Now then, what is a natural isomorphism? Let $S,T:\mathcal{A} \rightarrow \mathcal{B}$ be equi(?)variant functors. A natural isomorphism $\tau:S \rightarrow T$ is a family of morphisms in $\mathcal{B}$, $\tau = (\tau_A:S(A)\rightarrow T(A))_{A\in \mathrm{ob}(\mathcal{A})}$, such that for any $f \in \mathrm{Hom}_{\mathcal{A}}(A,A')$ we have $\tau_{A'}S(f)=T(f)\tau_A$, and each $\tau_A$ is an isomorphism. (This is from Rotman's Introduction to Hom. Algebra.)

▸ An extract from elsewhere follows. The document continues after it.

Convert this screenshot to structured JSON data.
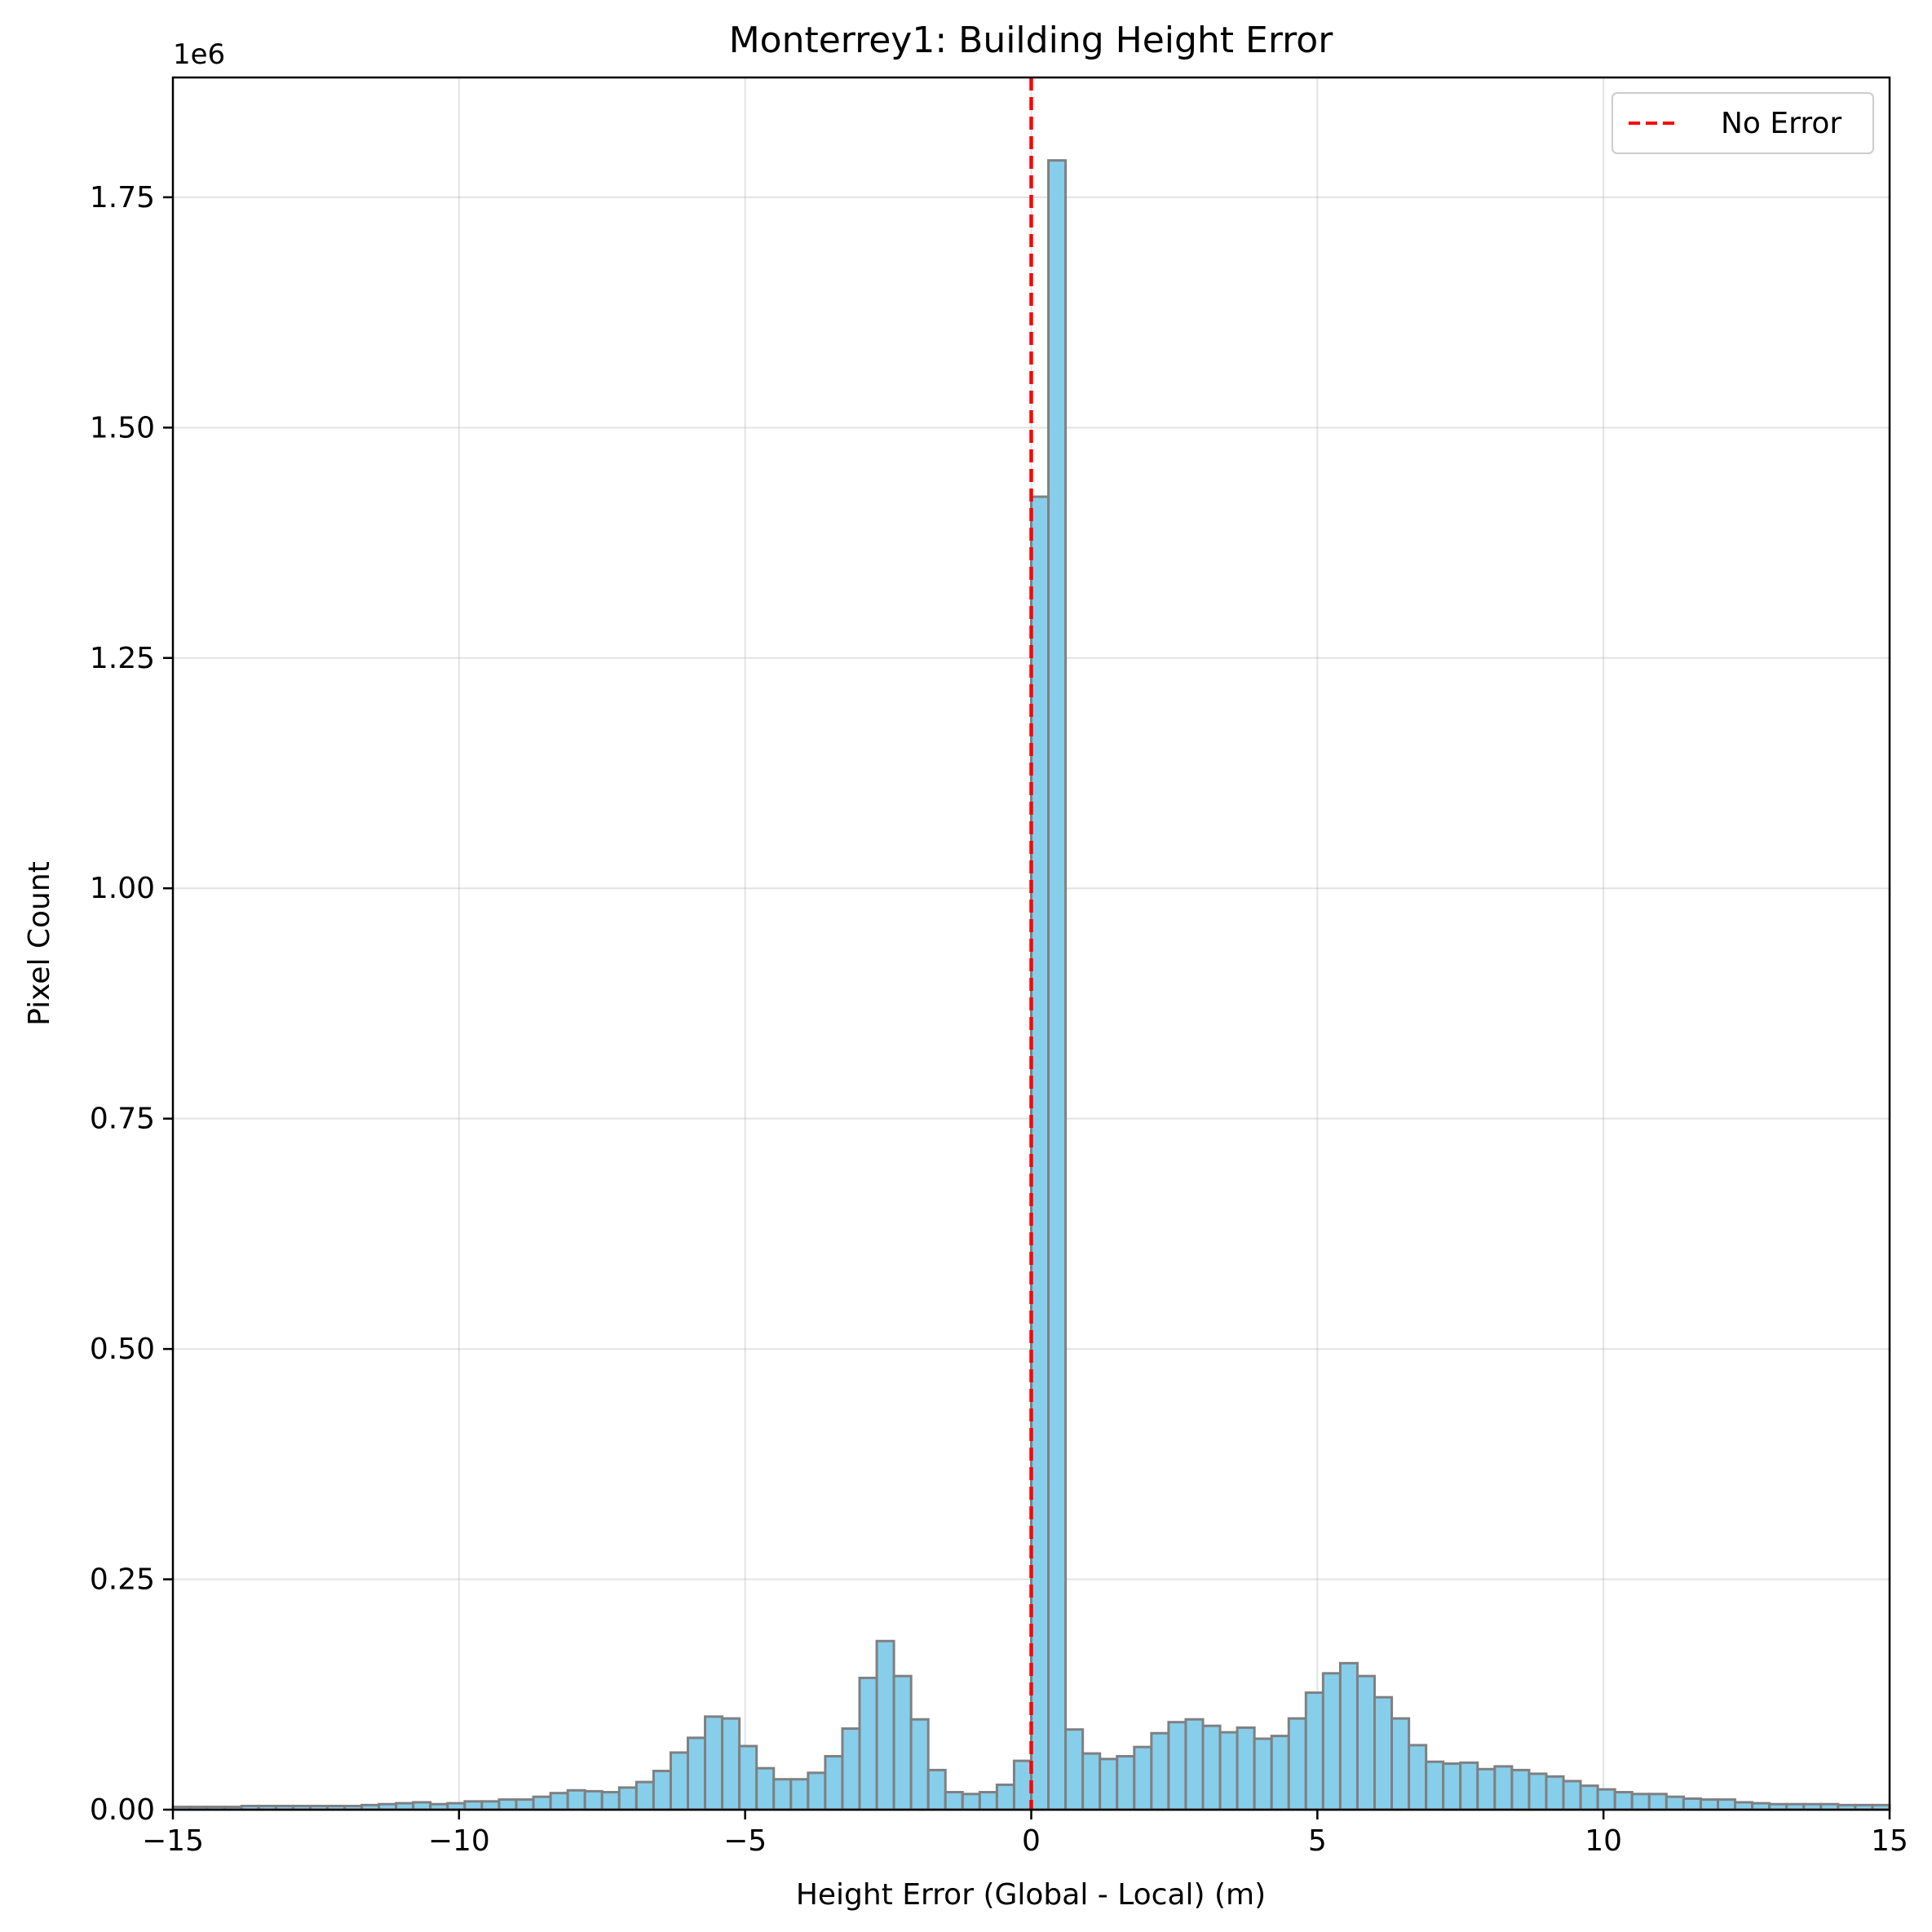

Finally, the actual question: What does this entail in the context of equivalence of categories (first paragraph)? My guess is the following: A natural isomorphism $\varepsilon:FG \rightarrow \mathrm{id}_\mathcal{D}$ means a family of morphisms in $\mathcal{D}$, $\varepsilon=(\varepsilon:FG(D) \rightarrow \mathrm{id}_\mathcal{D}(D)=D)_{D \in \mathrm{ob}(\mathcal{D})}$ such that for any $f \in \mathrm{Hom}_\mathcal{D}(D,D')$, $\varepsilon_{D'}FG(f)=f \varepsilon_D$ and each $\varepsilon_D$ is an isomorphism. And analogously for the other pair of functors.
My confusion lies in what functors are "compared" in the equivalence.

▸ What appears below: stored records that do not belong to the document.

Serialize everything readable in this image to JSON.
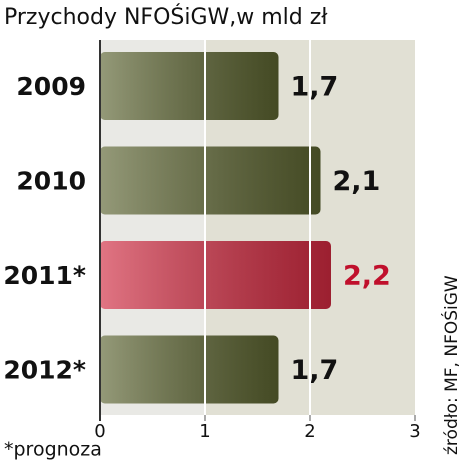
{
  "chart_data": {
    "type": "bar",
    "orientation": "horizontal",
    "title": "Przychody NFOŚiGW,w mld zł",
    "categories": [
      "2009",
      "2010",
      "2011*",
      "2012*"
    ],
    "values": [
      1.7,
      2.1,
      2.2,
      1.7
    ],
    "value_labels": [
      "1,7",
      "2,1",
      "2,2",
      "1,7"
    ],
    "colors": [
      "#5b6330",
      "#5b6330",
      "#d02a40",
      "#5b6330"
    ],
    "label_colors": [
      "#111111",
      "#111111",
      "#c0102c",
      "#111111"
    ],
    "xlim": [
      0,
      3
    ],
    "xticks": [
      0,
      1,
      2,
      3
    ],
    "grid": true,
    "footnote": "*prognoza",
    "source": "źródło: MF, NFOŚiGW"
  }
}
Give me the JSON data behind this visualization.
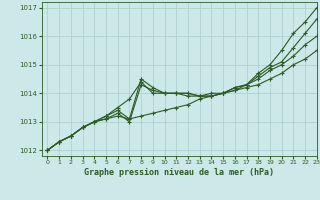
{
  "title": "Graphe pression niveau de la mer (hPa)",
  "bg_color": "#cce8e8",
  "grid_color": "#b0d0d0",
  "line_color": "#2d5a27",
  "text_color": "#2d5a27",
  "xlim": [
    -0.5,
    23
  ],
  "ylim": [
    1011.8,
    1017.2
  ],
  "yticks": [
    1012,
    1013,
    1014,
    1015,
    1016,
    1017
  ],
  "xticks": [
    0,
    1,
    2,
    3,
    4,
    5,
    6,
    7,
    8,
    9,
    10,
    11,
    12,
    13,
    14,
    15,
    16,
    17,
    18,
    19,
    20,
    21,
    22,
    23
  ],
  "series": [
    [
      1012.0,
      1012.3,
      1012.5,
      1012.8,
      1013.0,
      1013.1,
      1013.2,
      1013.1,
      1013.2,
      1013.3,
      1013.4,
      1013.5,
      1013.6,
      1013.8,
      1013.9,
      1014.0,
      1014.1,
      1014.2,
      1014.3,
      1014.5,
      1014.7,
      1015.0,
      1015.2,
      1015.5
    ],
    [
      1012.0,
      1012.3,
      1012.5,
      1012.8,
      1013.0,
      1013.2,
      1013.5,
      1013.8,
      1014.4,
      1014.0,
      1014.0,
      1014.0,
      1014.0,
      1013.9,
      1013.9,
      1014.0,
      1014.2,
      1014.3,
      1014.7,
      1015.0,
      1015.5,
      1016.1,
      1016.5,
      1017.0
    ],
    [
      1012.0,
      1012.3,
      1012.5,
      1012.8,
      1013.0,
      1013.2,
      1013.4,
      1013.1,
      1014.5,
      1014.2,
      1014.0,
      1014.0,
      1014.0,
      1013.9,
      1014.0,
      1014.0,
      1014.2,
      1014.3,
      1014.6,
      1014.9,
      1015.1,
      1015.6,
      1016.1,
      1016.6
    ],
    [
      1012.0,
      1012.3,
      1012.5,
      1012.8,
      1013.0,
      1013.1,
      1013.3,
      1013.0,
      1014.3,
      1014.1,
      1014.0,
      1014.0,
      1013.9,
      1013.9,
      1013.9,
      1014.0,
      1014.1,
      1014.3,
      1014.5,
      1014.8,
      1015.0,
      1015.3,
      1015.7,
      1016.0
    ]
  ]
}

 A: It works pretty much like other isomorphisms in mathematics. For instance, if I want to show that two topological spaces are isomorphic, I want maps $f:X \rightarrow Y$ and $g:Y \rightarrow X$ such that $g \circ f = id_X$ and $f \circ g = id_Y$. Now, it would make sense to say that an equivalence of categories is a pair of functors $F: \mathcal{C} \rightarrow \mathcal{D}$ and $G: \mathcal{D} \rightarrow \mathcal{C}$ such that $G \circ F = id_\mathcal{C}$ and $G \circ F = id_\mathcal{D}$, where you compose functors as expected and $id$ is the identity functor.
But the problem is that in practice, wanting the two functors to be exactly equal is asking far, far too much, because in category theory, we usually don't care if two objects are exactly equal. If they're isomorphic, that's almost always good enough. So we relax the equality above to natural isomorphism. 
So for each object of $D$, we have that $FG(D)$ is isomorphic to $D$ via some isomorphism $\epsilon_D:FG(D) \rightarrow D$, and that all these isomorphisms are compatible with arrows in $D$, in the sense that if we go from $D$ to $D'$ via $f:D \rightarrow D'$, then $f \circ \epsilon_D = \epsilon_{D'} \circ FG(f)$. (You might even think of this as the map $FG(f)$ being "isomorphic" to the map $f$, in some sense.) So that part of the equivalance is like "global isomorphism" from all the objects and arrows spit out by $FG$ to all the original objects and arrows in $\mathcal{D}$. And similarly for the other composition.